When Jesinta said “volunteer”, Valerie didn’t miss a beat: what occupation would she love and would also make her enough money to do philanthropic work? Jesinta’s answer was “actress”.
“Mum was like, ‘Okay, you can be an actress – you can make millions of dollars and only work three months of the year and you can be a volunteer the rest of the time’,” recalls the 25-year-old model and TV presenter.
The guidance counselor burst out laughing, but Jesinta’s mum was serious. Valerie has always taught her two daughters to dream big – to be led by what they love and to never, ever have a plan B.
Valerie wanted that same ethos of self-belief to be a central part of her children’s education so, in 1997, she started her own primary school on the Gold Coast – with Jesinta in the first prep class. Twenty years on, Silkwood School is about to open its high school.
“Our vision was really about empowering young people to see their potential, realise it and make a difference in the world,” says Valerie, 51, the School Facilitator.
That meant classes on life values and creative teaching methods that engaged the students. At Silkwood, learning is centred around the students’ interests, especially in the senior years, and all 530 kids take part in “passion projects”, even in prep.
Jesinta still remembers fun, fascinating lessons on geometry, bread-making and Norse mythology. “I feel like I left the school being quite worldly – really knowledgeable about history and culture and religion,” she says. “I had a greater understanding of humankind really.”
When she and younger sister Aleysha went to Silkwood, there was no high school, so they had to leave at 12. The girls skipped a grade, but conventional schooling was a big adjustment, and both were targeted by bullies.
Still, Jesinta went on to excel in sport, drama and public speaking, and was voted school captain of Aquinas College. According to Valerie, she was a born leader.

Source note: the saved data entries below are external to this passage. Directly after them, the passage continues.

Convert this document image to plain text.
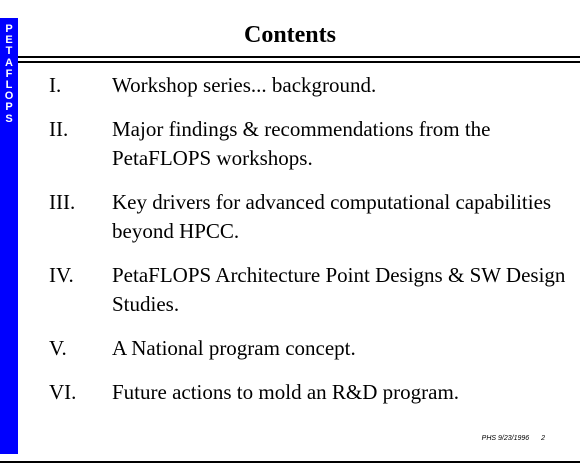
P
E
T
A
F
L
O
P
S
Contents
I. Workshop series... background.
II. Major findings & recommendations from the PetaFLOPS workshops.
III. Key drivers for advanced computational capabilities beyond HPCC.
IV. PetaFLOPS Architecture Point Designs & SW Design Studies.
V. A National program concept.
VI. Future actions to mold an R&D program.
PHS 9/23/1996 2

“Everyone who met her would say the same thing: ‘This girl is going to be something’,” she recalls.“There was a strength there – and also a loneliness … It was almost like she was in a hurry to get through childhood. There was no time for being a teenager.”
For Jesinta, the tricky teen years never happened. “I wasn’t into boys, I wasn’t a cool kid so I was never invited to parties, I didn’t drink,” she says. “I didn’t kiss a boy until I was 17. I remember Mum would have to ban us from doing homework on the weekends. And to this day I’m still kind of like that – I love to go out and have a drink and a dance, but I’ve never been into clubbing or drugs. It’s just who I am.”